O ministro de Minas e Energia, Edison Lobão, classificou hoje como dificuldades momentâneas os fatores que levaram a Petrobras a contrair o empréstimo de R$ 2 bilhões junto à Caixa Econômica Federal. Ela não está mal.

Está como sempre esteve. Teve apenas dificuldades momentâneas em razão de impostos e compromissos que teve de pagar, mas é uma situação que se restabelece no passo seguinte", disse o ministro, ao deixar seminário sobre infra-estrutura, organizado pelo Senado.

Segundo Lobão, a Petrobras teve um problema momentâneo no caixa porque teve de pagar impostos que não foram gerados por lucro e sim pela valorização do dólar. "Houve uma contabilização de impostos e a Petrobras teve de pagar com o dinheiro com o qual não contava e foi isso que gerou a necessidade (do empréstimo)", disse. Questionado se a Petrobras teve problemas de conseguir recursos com bancos privados e por isso recorreu à Caixa, ele respondeu: "e por que não a Caixa?"

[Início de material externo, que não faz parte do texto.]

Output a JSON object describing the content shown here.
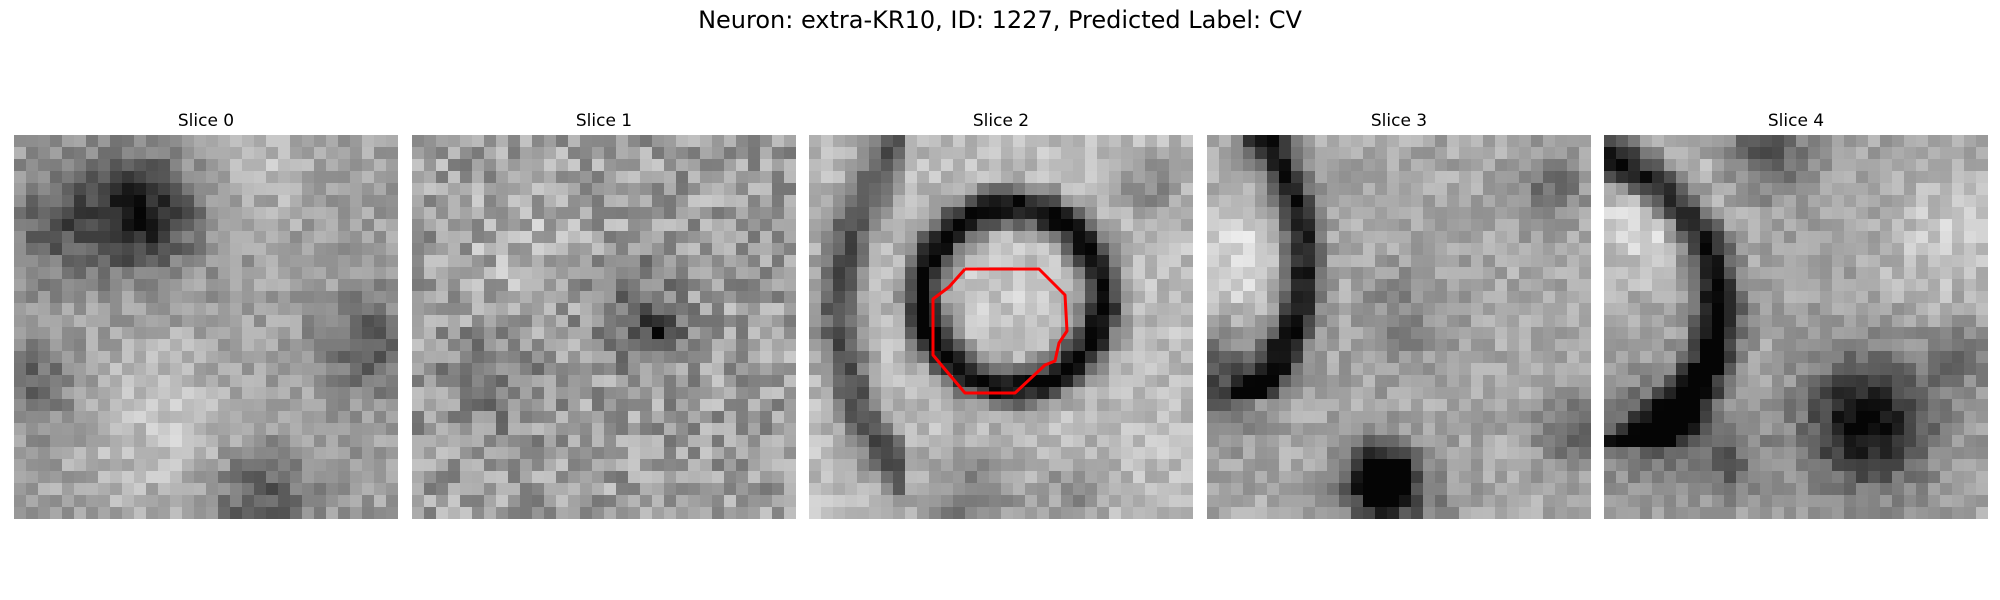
{
  "figure": {
    "title": "Neuron: extra-KR10, ID: 1227, Predicted Label: CV"
  },
  "panels": [
    {
      "title": "Slice 0"
    },
    {
      "title": "Slice 1"
    },
    {
      "title": "Slice 2"
    },
    {
      "title": "Slice 3"
    },
    {
      "title": "Slice 4"
    }
  ],
  "overlay": {
    "color": "#ff0000",
    "panel": "Slice 2"
  }
}
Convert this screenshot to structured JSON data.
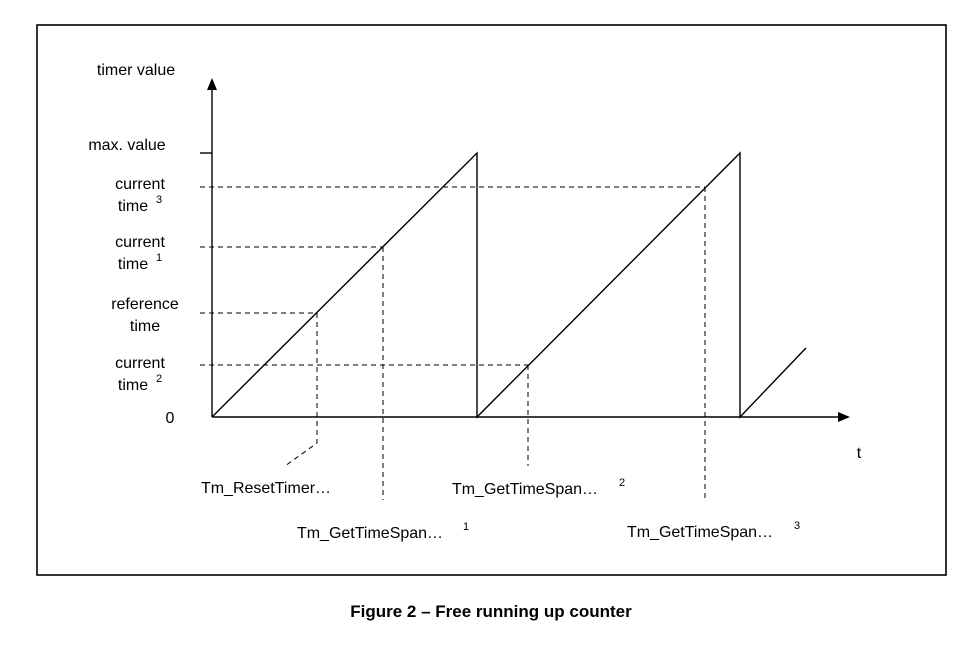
{
  "figure": {
    "caption": "Figure 2 – Free running up counter",
    "axes": {
      "y_title": "timer value",
      "x_title": "t",
      "origin": "0"
    },
    "y_levels": [
      {
        "id": "max",
        "lines": [
          "max. value"
        ],
        "sup": ""
      },
      {
        "id": "current3",
        "lines": [
          "current",
          "time"
        ],
        "sup": "3"
      },
      {
        "id": "current1",
        "lines": [
          "current",
          "time"
        ],
        "sup": "1"
      },
      {
        "id": "reference",
        "lines": [
          "reference",
          "time"
        ],
        "sup": ""
      },
      {
        "id": "current2",
        "lines": [
          "current",
          "time"
        ],
        "sup": "2"
      }
    ],
    "calls": [
      {
        "id": "reset",
        "label": "Tm_ResetTimer…",
        "sup": ""
      },
      {
        "id": "span1",
        "label": "Tm_GetTimeSpan…",
        "sup": "1"
      },
      {
        "id": "span2",
        "label": "Tm_GetTimeSpan…",
        "sup": "2"
      },
      {
        "id": "span3",
        "label": "Tm_GetTimeSpan…",
        "sup": "3"
      }
    ]
  }
}
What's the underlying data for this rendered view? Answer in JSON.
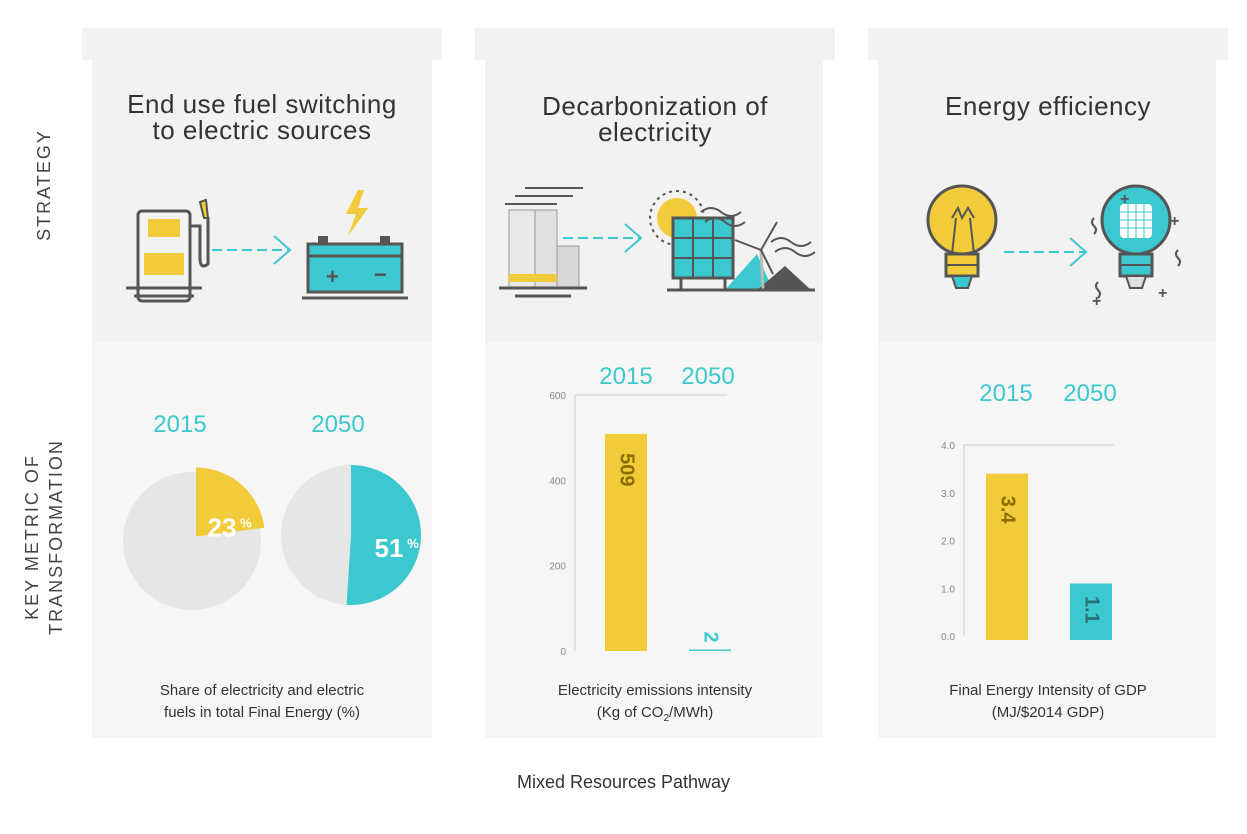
{
  "row_labels": {
    "strategy": "STRATEGY",
    "metric_line1": "KEY METRIC OF",
    "metric_line2": "TRANSFORMATION"
  },
  "colors": {
    "yellow": "#f2cb3a",
    "teal": "#3cc8cf",
    "gray": "#e6e6e6",
    "dark": "#555555"
  },
  "panels": [
    {
      "title_line1": "End use fuel switching",
      "title_line2": "to electric sources",
      "icons": [
        "fuel-pump-icon",
        "arrow-right-icon",
        "battery-icon",
        "lightning-icon"
      ],
      "caption_line1": "Share of electricity and electric",
      "caption_line2": "fuels in total Final Energy (%)"
    },
    {
      "title_line1": "Decarbonization of",
      "title_line2": "electricity",
      "icons": [
        "power-plant-icon",
        "arrow-right-icon",
        "sun-icon",
        "solar-panel-icon",
        "wind-turbine-icon"
      ],
      "caption_line1": "Electricity emissions intensity",
      "caption_line2_pre": "(Kg of CO",
      "caption_line2_sub": "2",
      "caption_line2_post": "/MWh)"
    },
    {
      "title_line1": "Energy efficiency",
      "title_line2": "",
      "icons": [
        "incandescent-bulb-icon",
        "arrow-right-icon",
        "led-bulb-icon"
      ],
      "caption_line1": "Final Energy Intensity of GDP",
      "caption_line2": "(MJ/$2014 GDP)"
    }
  ],
  "chart_data": [
    {
      "type": "pie",
      "title": "Share of electricity and electric fuels in total Final Energy (%)",
      "categories": [
        "2015",
        "2050"
      ],
      "values": [
        23,
        51
      ],
      "unit": "%",
      "value_labels": [
        "23",
        "51"
      ]
    },
    {
      "type": "bar",
      "title": "Electricity emissions intensity (Kg of CO2/MWh)",
      "categories": [
        "2015",
        "2050"
      ],
      "values": [
        509,
        2
      ],
      "value_labels": [
        "509",
        "2"
      ],
      "ylim": [
        0,
        600
      ],
      "yticks": [
        0,
        200,
        400,
        600
      ],
      "ytick_labels": [
        "0",
        "200",
        "400",
        "600"
      ]
    },
    {
      "type": "bar",
      "title": "Final Energy Intensity of GDP (MJ/$2014 GDP)",
      "categories": [
        "2015",
        "2050"
      ],
      "values": [
        3.4,
        1.1
      ],
      "value_labels": [
        "3.4",
        "1.1"
      ],
      "ylim": [
        0,
        4
      ],
      "yticks": [
        0,
        1,
        2,
        3,
        4
      ],
      "ytick_labels": [
        "0.0",
        "1.0",
        "2.0",
        "3.0",
        "4.0"
      ]
    }
  ],
  "footer": "Mixed Resources Pathway"
}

Na tentativa de mostrar que a estatal tem dinheiro à sua disposição, Lobão informou que hoje mesmo, antes de vir para o Senado, recebeu uma comitiva dos Emirados Árabes, que ofereceu empréstimo para a Petrobras investir na camada do pré-sal, localizada abaixo do leito marinho, e em outras atividades. Os recursos viriam de um fundo soberano de US$ 1 trilhão. Lobão disse que o volume do empréstimo seria estabelecido pelas necessidades da Petrobras. "Se for conveniente à Petrobras e ao Brasil, receberemos os recursos", disse.

Pré-sal

Lobão disse também que a comissão interministerial que analisa possíveis mudanças na legislação do petróleo para a futura exploração da camada do pré-sal concluirá seus trabalhos na próxima semana. "Fecharemos nossas conclusões na próxima semana para entregar o relatório ao presidente Lula na semana seguinte", disse.

Lobão voltou a dizer que a comissão apresentará ao presidente Lula um conjunto de sugestões para que ele escolha qual o modelo pretende implementar.